This is my father's pear tree out in the country. It is loaded this year. Many of the limbs will break off. It is too tall to prune or even pick the pears. The squirrels will cut them all down eventually. Next year it might not have any. The pears are very small when there are this many, and they aren't very good anyway. My mother loved to give them to the goats as treats. I'm not sure Rusty (our last goat) will even eat them. He is very picky and suspicious of everything. The tree sits in the middle of a circle in the driveway. The hummingbirds use it as a stopping off place to get to the feeders on the porch. The tree is coming down this year. I meant to do it last winter. I don't feel bad. My father cut down the little cedar tree my mother and I decorated every year for Christmas, because he didn't like to mow around it.
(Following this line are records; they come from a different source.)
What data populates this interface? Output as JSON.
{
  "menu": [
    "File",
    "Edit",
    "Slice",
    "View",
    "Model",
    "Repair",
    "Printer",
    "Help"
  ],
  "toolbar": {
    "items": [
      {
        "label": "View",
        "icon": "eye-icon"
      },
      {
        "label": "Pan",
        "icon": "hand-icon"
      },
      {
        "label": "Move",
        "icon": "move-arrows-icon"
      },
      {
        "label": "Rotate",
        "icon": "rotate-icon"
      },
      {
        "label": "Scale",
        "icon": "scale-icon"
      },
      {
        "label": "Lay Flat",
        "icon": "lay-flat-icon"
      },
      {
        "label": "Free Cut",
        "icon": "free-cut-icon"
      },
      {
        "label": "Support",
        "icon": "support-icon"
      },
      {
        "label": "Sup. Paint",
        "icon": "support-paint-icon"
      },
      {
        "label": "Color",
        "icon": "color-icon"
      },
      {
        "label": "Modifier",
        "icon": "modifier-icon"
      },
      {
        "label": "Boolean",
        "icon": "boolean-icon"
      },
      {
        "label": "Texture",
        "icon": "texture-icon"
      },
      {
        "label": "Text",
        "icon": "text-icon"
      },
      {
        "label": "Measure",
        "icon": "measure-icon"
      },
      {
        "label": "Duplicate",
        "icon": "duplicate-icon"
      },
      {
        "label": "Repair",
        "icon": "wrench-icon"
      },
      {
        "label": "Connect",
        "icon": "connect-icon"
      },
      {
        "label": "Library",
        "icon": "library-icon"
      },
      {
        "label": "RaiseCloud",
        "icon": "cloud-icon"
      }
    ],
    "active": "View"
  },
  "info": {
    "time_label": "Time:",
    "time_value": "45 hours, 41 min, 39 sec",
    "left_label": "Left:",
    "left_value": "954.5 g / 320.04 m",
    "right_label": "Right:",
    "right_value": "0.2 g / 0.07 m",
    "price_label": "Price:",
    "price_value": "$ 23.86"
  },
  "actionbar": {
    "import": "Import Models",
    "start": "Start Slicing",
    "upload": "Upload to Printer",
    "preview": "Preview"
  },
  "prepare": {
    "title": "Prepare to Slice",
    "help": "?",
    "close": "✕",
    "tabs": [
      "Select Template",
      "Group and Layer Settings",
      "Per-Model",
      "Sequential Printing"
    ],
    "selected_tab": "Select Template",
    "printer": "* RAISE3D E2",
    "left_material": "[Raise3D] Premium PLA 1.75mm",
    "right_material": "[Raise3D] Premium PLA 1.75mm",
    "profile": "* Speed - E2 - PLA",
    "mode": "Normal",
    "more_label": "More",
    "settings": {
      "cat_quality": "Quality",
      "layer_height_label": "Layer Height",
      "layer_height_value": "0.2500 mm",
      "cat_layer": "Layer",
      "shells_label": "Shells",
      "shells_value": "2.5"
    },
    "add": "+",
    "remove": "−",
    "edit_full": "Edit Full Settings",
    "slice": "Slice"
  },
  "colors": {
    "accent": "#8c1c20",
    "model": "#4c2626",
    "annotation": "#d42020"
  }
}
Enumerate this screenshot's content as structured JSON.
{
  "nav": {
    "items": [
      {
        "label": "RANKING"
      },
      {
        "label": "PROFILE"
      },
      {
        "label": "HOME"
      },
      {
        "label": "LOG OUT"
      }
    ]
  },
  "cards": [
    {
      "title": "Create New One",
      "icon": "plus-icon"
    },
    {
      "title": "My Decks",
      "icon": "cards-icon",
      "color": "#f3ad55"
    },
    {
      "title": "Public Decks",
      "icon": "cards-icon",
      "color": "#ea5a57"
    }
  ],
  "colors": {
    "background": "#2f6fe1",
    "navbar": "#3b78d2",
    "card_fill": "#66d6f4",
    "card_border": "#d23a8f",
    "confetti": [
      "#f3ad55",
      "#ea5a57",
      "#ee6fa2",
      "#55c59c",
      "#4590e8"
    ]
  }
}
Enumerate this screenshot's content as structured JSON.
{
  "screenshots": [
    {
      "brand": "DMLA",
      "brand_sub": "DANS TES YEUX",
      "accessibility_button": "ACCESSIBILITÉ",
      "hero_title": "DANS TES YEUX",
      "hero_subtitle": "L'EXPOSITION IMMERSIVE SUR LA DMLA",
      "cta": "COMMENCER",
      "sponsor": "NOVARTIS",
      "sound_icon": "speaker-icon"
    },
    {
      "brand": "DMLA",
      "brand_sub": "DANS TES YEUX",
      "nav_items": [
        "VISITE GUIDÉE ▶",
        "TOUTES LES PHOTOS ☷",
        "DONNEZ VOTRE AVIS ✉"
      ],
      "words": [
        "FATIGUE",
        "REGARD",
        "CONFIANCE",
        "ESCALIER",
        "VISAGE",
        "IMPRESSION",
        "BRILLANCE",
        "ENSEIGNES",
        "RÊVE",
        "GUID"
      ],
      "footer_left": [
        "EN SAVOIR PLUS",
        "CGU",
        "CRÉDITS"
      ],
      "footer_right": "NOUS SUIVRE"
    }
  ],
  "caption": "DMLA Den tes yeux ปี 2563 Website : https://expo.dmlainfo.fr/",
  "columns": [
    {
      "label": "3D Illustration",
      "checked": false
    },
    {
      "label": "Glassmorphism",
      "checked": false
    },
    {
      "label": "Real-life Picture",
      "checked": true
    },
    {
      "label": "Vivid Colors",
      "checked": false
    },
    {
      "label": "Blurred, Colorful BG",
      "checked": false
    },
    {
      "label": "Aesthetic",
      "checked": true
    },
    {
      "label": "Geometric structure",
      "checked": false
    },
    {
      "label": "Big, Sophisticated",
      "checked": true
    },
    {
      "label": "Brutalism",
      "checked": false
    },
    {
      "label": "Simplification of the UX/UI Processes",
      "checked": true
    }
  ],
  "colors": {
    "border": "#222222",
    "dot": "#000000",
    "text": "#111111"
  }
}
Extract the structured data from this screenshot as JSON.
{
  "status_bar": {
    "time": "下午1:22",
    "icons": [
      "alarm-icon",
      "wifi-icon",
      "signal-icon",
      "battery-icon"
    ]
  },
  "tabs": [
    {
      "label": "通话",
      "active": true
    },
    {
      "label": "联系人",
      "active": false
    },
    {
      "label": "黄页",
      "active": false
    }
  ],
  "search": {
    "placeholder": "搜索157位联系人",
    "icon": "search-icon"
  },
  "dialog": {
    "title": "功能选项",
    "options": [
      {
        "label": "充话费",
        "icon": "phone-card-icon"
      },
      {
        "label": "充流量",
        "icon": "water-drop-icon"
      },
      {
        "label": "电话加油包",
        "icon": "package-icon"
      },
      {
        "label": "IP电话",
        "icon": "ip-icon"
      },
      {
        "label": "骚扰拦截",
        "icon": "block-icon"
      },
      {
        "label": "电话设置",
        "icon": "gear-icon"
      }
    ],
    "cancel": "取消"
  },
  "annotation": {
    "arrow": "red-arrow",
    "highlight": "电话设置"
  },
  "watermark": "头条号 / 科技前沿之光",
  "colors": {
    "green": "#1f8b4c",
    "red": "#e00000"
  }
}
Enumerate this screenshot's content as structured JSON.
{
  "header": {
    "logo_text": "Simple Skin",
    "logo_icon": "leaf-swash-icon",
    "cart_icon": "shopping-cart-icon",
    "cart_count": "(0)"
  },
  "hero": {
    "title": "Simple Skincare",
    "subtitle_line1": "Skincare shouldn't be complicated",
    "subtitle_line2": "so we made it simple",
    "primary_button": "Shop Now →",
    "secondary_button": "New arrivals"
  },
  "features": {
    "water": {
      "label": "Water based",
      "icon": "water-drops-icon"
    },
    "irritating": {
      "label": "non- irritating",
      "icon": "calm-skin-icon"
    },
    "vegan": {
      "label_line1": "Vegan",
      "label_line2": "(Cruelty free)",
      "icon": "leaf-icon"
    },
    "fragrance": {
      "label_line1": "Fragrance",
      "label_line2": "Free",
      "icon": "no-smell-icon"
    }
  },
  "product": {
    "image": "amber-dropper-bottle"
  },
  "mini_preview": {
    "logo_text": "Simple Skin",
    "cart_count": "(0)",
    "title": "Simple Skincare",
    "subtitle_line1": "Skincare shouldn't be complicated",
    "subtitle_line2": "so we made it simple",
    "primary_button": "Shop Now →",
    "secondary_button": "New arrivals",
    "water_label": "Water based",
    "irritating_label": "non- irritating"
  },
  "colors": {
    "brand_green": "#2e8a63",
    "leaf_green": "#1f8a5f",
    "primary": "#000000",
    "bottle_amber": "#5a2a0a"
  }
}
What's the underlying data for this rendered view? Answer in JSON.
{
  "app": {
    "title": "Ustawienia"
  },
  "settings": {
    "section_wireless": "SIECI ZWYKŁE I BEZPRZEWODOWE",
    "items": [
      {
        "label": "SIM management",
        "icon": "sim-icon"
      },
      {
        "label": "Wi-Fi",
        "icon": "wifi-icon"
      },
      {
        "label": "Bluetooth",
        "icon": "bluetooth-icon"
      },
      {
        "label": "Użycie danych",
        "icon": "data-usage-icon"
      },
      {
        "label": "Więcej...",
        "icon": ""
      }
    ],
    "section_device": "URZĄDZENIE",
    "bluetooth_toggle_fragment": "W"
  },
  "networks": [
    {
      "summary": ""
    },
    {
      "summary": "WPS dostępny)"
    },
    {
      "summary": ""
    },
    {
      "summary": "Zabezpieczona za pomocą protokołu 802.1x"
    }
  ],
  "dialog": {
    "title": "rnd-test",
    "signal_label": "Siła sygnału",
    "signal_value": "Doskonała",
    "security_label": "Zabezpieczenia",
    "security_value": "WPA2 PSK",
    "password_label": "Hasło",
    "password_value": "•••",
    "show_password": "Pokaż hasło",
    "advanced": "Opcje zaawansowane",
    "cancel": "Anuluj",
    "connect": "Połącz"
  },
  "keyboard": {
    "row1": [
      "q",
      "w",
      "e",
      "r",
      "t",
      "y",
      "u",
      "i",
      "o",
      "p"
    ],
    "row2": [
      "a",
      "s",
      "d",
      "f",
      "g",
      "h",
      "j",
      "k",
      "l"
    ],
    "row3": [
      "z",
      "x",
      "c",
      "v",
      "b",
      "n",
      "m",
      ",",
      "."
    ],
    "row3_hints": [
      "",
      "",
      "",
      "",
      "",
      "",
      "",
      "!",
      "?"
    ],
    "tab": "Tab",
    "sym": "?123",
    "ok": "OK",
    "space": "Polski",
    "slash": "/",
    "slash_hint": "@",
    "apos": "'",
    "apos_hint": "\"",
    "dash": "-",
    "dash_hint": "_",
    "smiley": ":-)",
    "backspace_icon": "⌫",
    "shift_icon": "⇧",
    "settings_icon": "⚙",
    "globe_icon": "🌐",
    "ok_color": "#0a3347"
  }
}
None of us was overly sentimental about trees, anyway.
Wow ! That pear tree is definitely full of pears, @Nancy Hart , and you should have plenty of them to eat this fall. Pears are on of my most favorite fruits, but they have to be just perfectly ripe to enjoy them. Too green and they are hard and bitter, and too ripe and they are mushy. Maybe this winter , when everything is dormant, you can give it a really good pruning, so it is not so tall and takes up so much room, and then you could reach the pears better next year ? We had a spring frost here in northern Alabama that got some of the fruit trees. Our friend who has fig trees in his orchard, said that all of the figs were frozen, but his pears made it through the frost just fine, so he should have pears, too. Our fruit trees are all just little ones that we have planted, and we have one little peach on the peach tree and nothing else. Just tell Rusty that he is .....under NO circumstances.......to eat any of the pears from that tree, and he will probably expend every effort to get to the pear tree and gobble every last pear until he looks ready to pop.
We planted an oak and a maple tree a few years ago on our Oklahoma property. Most of our working lives was spent in Lubbock, Texas, 3000-3100 feet above sea level. That is a flat area on the south plains with no trees except those planted by people who moved into the area. It is adjectant to eastern New Mexico which is the northern reaches of the Chihuauan Desert. Lubbock and the sourranding area is a semi-arid region, an area where it is almost sinful to cut down trees in that part of rthe world. Trees block the constant wind, the sandstorms, provide privacy in an area where none exist. Here in Oklahoma there are blenty of trees but we wanted our own. I'll think good thoughts for your pear tree between now and the time you whack her down.
Ok. You guys are making me feel guilty, so we will take a brief time out to play some music, in honor of trees. This is one of my favorite songs, by the way.
Just take a look at some of magnificent trees. I suppose when you have trees you grow accustom to them, often passing them unseeing. But when they are totally absent you grow an appreciation. I was in a camera club in Lubbock. Not much in the way of landscape to shoot in that part of the world. We made trips to the New Mexico rockies to shoot trees and adobe homes. Precious memories.
Love the video, @Nancy Hart . That looks like an old fashioned pear tree. As I recall, they are not that tasty to eat but they make the very best pear preserves. They need to be really, really ripe to eat fresh. They will still be kinda hard but the flavor is sweeter. I see a deer in the second picture. I bet he likes the pears.
The squirrels cut the pears down, take a few bites out of each one, then move on. Then the deer move in for the rest. You have to be very fast to get them, if they aren't bruised already from the fall. Ha! Yes, the picture was of the deer, originally, not the tree.
@Yvonne Smith, usually the frost gets this one. I do think the pears have to be just at the right stage of ripening to be good and soften up. Usually too green when the squirrels cut them down, and they don't ripen well. It didn't take long for this one to start producing as I recall. It's about 20 years old now. Exactly! You know goats well. I remember you said once you had goats.
@Nancy Hart Without viewing "Trees", I can recite every word of a song my Mother sang to me 70 years ago! "I think that I shall never see......." Is that it? Frank
That's it @Frank Sanoica. I first heard that poem from my father, when I was a little kid. For years I thought it was like this: I think that I shall never see a poem lovely as, "A Tree." Maybe referring to the other poem he always recited about the Chestnut tree. Ha! "Under a spreading chestnut-tree The village smithy stands; The smith, a mighty man is he, With large and sinewy hands" .... Punctuation makes all the difference, but I didn't know about punctuation then either. I better quit now. I'm really not making any sense. Btw, Paul Robeson had a great voice. Worth listening to.
We had a cherry tree when I was a kid but, usually, by the time the cherries were ripe, either the birds would get to them or the web worms would destroy the whole crop.
@Ken Anderson In Michigan? Great cherry tree climate, peaches and apples as well. After I got married, we picked wonderful grapes near St. Joe/Benton Harbor; I've been making wine for an awful long time now......I was in my 20s then..... Frank
I can only think of, at most, two years in which we were able to get cherries from that tree, although it produced a lot.